- New Zealand women / England women
- Dates: 23 February – 7 March 2021
- Captains: Sophie Devine / Heather Knight

One Day International series
- Results: England women won the 3-match series 2–1
- Most runs: Amy Satterthwaite (135) / Tammy Beaumont (231)
- Most wickets: Amelia Kerr (4) / Nat Sciver (5)

Twenty20 International series
- Results: England women won the 3-match series 3–0
- Most runs: Amy Satterthwaite (76) / Tammy Beaumont (102)
- Most wickets: Leigh Kasperek (4) / Four bowlers took five wickets each
- Player of the series: Tammy Beaumont (Eng)

= England women's cricket team in New Zealand in 2020–21 =

International cricket tour

The England women's cricket team played against the New Zealand women's cricket team in February and March 2021. The six-match series was played during the time that was originally scheduled to be used to host the 2021 Women's Cricket World Cup, after that tournament was postponed by one year due to the COVID-19 pandemic. The fixtures for the tour were confirmed in January 2021, with three Women's Twenty20 International (WT20I) and three Women's One Day International (WODI) were played. The WT20I matches took place on the same day as the New Zealand men's fixtures at the same venues.

On 27 February 2021, the second WT20I match was moved from Eden Park in Auckland to the Wellington Regional Stadium after Auckland went into lockdown due to the COVID-19 pandemic.

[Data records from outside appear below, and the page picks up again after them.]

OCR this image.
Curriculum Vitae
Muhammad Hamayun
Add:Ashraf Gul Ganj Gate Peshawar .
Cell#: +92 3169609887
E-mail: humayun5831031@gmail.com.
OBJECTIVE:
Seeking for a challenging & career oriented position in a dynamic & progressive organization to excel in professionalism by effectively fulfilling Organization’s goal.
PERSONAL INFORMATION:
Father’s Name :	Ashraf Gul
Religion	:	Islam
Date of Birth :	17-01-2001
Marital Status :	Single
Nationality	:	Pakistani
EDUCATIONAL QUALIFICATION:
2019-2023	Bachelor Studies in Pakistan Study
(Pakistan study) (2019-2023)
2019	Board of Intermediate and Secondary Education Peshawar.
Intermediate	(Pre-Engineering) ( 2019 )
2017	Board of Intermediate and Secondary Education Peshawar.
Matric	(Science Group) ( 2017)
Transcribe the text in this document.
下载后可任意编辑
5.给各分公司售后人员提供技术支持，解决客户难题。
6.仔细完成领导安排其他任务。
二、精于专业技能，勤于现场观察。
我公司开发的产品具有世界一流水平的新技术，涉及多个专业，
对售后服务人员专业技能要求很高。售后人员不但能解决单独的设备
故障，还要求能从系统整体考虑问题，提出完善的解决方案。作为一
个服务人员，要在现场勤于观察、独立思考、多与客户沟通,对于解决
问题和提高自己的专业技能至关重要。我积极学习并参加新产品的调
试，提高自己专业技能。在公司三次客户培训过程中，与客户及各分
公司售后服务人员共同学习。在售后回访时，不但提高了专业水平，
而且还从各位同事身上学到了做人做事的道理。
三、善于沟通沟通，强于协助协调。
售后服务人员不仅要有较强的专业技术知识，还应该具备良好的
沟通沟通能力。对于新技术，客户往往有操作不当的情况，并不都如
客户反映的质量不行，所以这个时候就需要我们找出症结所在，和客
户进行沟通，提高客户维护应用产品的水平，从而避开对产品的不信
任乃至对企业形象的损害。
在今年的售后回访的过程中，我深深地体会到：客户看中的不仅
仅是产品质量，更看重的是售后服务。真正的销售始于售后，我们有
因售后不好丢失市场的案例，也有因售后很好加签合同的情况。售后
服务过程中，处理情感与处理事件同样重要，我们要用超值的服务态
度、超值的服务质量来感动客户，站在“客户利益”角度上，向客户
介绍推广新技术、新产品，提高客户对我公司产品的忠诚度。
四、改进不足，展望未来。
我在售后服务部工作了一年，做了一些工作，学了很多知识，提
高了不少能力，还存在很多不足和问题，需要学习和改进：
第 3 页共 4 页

The remaining matches were scheduled to be played behind closed doors. However, crowds were allowed to attend the last WT20I after restrictions were relaxed.

On 1 March 2021, the final WT20I was also moved from the Bay Oval in Tauranga to the Wellington Regional Stadium, after logistical complications arose from the movement of the men's T20I matches.

England won the first two WODI matches to take an unassailable lead in the series. New Zealand won the third WODI by seven wickets, ending a losing streak of eleven matches, with England winning the series 2–1. England also won the first two WT20I matches, winning the series with a game to spare. Nat Sciver captained England for the first time in international cricket for the third WT20I match, after Heather Knight was ruled out of the fixture due to an injury. England went on to win the match by 32 runs to take the series 3–0.

==Squads==

| WODIs |  | WT20Is |  |
|---|---|---|---|
| New Zealand | England | New Zealand | England |
| Sophie Devine (c); Amy Satterthwaite (vc); Natalie Dodd; Maddy Green; Brooke Halliday; Hayley Jensen; Fran Jonas; Amelia Kerr; Jess Kerr; Frances Mackay; Katey Martin (wk); Hannah Rowe; Gabby Sullivan; Lea Tahuhu; | Heather Knight (c); Nat Sciver (vc); Tammy Beaumont; Katherine Brunt; Kate Cross; Freya Davies; Sophia Dunkley; Sophie Ecclestone; Georgia Elwiss; Tash Farrant; Sarah Glenn; Amy Jones (wk); Mady Villiers; Fran Wilson; Lauren Winfield-Hill; Danni Wyatt; | Sophie Devine (c); Amy Satterthwaite (vc); Kate Ebrahim; Maddy Green; Brooke Halliday; Hayley Jensen; Leigh Kasperek; Amelia Kerr; Jess Kerr; Rosemary Mair; Katey Martin (wk); Thamsyn Newton; Hannah Rowe; Gabby Sullivan; Lea Tahuhu; | Heather Knight (c); Nat Sciver (vc); Tammy Beaumont; Katherine Brunt; Kate Cross; Freya Davies; Sophia Dunkley; Sophie Ecclestone; Georgia Elwiss; Tash Farrant; Sarah Glenn; Amy Jones (wk); Mady Villiers; Fran Wilson; Lauren Winfield-Hill; Danni Wyatt; |

Issy Wong also travelled with the England squad, but was not part of the playing squad. New Zealand's Lea Tahuhu was ruled out for the last two WODIs due to a hamstring injury, with Gabby Sullivan named as replacement. Lea Tahuhu was also ruled out of the WT20I matches, with Brooke Halliday named as her replacement. Gabby Sullivan was added to New Zealand's WT20I squad as injury cover for Hannah Rowe. Nat Sciver captained England for the third WT20I after Heather Knight was ruled out with a hamstring injury.